懲罰表の健康状態の欄に不動文字として体重が記載されているのは、体重測定が健康診断に際して必ず実施される項目であるほか、その結果は、懲罰執行前と懲罰執行後の身体状況の差異を客観的に示す有意な指標であるからである。
三について
懲罰の執行に関する医師の健康診断は適切に行われており、受罰者の健康管理という目的を十分に果たしているものと考えている。
四の1について
全国の行刑施設における平成三年から平成十二年までの間の各年のお尋ねの人員は、別表のとおりである。
四の2について
行刑累進処遇令(昭和八年司法省令第三十五号。以下「処遇令」という。)第七十四条の規定に基づく処遇の階級の低下(以下「階級低下の処置」という。)は、当該階級に滞留させることにより特にその階級の秩序を乱すおそれがある者に対し、また、処遇令第七十五条の規定に基づく処遇令の適用を除外する処置(以下「適用除外の処置」という。
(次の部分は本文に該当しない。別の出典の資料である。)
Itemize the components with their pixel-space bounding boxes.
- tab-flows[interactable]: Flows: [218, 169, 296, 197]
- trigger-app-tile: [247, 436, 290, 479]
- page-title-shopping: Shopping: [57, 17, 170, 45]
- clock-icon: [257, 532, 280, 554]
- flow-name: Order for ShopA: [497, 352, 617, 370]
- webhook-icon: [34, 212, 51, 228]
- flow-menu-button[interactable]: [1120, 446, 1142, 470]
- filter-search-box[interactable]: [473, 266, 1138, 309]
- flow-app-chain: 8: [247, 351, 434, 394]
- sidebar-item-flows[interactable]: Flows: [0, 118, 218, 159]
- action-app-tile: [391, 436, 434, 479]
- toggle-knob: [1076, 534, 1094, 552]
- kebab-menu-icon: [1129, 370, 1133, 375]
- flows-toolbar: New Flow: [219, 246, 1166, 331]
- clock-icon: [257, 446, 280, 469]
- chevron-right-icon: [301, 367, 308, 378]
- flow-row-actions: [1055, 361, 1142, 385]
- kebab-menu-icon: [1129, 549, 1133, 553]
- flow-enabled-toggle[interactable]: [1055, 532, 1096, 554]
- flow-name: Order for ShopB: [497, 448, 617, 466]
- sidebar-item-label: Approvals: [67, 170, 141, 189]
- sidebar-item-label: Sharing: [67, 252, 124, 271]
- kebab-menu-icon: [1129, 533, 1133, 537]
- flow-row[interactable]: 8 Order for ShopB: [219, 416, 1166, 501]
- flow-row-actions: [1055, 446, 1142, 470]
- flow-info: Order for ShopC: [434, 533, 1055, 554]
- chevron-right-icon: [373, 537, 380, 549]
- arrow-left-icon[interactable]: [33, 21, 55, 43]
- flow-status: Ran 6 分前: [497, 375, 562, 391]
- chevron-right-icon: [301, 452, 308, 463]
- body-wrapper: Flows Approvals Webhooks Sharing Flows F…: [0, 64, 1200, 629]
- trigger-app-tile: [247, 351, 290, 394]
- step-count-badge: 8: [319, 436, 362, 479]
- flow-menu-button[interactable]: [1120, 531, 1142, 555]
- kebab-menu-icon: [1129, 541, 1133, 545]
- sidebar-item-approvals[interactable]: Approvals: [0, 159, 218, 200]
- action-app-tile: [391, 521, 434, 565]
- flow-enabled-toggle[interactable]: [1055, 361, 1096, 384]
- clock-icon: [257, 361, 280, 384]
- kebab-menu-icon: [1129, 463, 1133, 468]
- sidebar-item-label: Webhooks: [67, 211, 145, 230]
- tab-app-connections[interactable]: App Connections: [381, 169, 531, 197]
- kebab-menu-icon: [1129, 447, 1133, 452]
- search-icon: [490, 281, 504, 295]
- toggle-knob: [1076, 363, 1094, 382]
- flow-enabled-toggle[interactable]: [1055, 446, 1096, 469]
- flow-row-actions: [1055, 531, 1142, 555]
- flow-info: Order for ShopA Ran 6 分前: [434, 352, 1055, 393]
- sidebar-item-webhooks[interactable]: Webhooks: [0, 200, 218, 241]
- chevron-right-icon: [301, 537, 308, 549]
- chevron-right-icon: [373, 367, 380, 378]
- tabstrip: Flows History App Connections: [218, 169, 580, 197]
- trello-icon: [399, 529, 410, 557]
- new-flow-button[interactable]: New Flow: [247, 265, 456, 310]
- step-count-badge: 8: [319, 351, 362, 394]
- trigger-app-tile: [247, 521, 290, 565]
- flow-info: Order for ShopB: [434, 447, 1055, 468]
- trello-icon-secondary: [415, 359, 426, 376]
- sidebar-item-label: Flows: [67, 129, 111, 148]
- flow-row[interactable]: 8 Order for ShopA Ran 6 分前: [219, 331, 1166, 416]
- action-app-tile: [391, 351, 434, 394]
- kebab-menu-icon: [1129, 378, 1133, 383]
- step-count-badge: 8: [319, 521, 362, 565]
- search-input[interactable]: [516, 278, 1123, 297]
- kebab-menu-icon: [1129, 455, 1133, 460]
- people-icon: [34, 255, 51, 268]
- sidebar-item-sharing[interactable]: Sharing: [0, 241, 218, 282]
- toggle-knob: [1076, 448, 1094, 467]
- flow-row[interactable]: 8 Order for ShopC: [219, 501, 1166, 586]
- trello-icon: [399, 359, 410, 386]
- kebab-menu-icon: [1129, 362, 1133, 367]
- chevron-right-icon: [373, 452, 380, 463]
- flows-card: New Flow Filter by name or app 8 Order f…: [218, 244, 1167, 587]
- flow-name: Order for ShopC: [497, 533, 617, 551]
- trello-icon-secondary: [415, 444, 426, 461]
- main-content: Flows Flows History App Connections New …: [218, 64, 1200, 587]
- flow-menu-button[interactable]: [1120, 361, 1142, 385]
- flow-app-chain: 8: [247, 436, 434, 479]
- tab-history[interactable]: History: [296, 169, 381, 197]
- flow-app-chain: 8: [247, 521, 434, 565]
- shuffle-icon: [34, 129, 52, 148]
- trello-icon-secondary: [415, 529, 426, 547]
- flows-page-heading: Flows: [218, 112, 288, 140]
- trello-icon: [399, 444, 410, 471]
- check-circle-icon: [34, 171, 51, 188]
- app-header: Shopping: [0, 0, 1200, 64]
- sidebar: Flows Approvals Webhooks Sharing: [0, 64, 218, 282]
)は、最低の階級に属する者が規律を乱し累進処遇を行うのに適さないものと認められる場合に、それぞれ、行い得ることとされている。
四の3について
行刑施設の長が被収容者に対し階級低下の処置又は適用除外の処置を行うか否かを決定するに当たっての基準は、存在しない。
四の4について
階級低下の処置を行う場合において、一回の処置で何階級を低下させるかについての法令上の定めはなく、一般には一階級低下させることが多いものの、階級の秩序を乱すおそれの程度等によっては二階級以上低下させることもあり得る。
四の5について
お尋ねの各件数について把握することができる記録が存在しないため、お答えすることができない。
五について
被収容者身分帳簿に編てつすべき文書としては、表紙、身体等調査表、執行指揮書・判決書謄本その他の入監文書及び前科調書、指紋原紙、分類調査票、作業工場舎房指定表、視察表及びその添付書類、懲罰表及びその添付書類、行刑成績考査表、接見表、書信表、入所時感想録、誓約書、教育原簿、健康診断簿、受刑者出所調査票の写し等がある。
このうち、懲罰手続において作成又は記載がなされる文書としては、視察表及びその添付書類、懲罰表及びその添付書類並びに健康診断簿がある。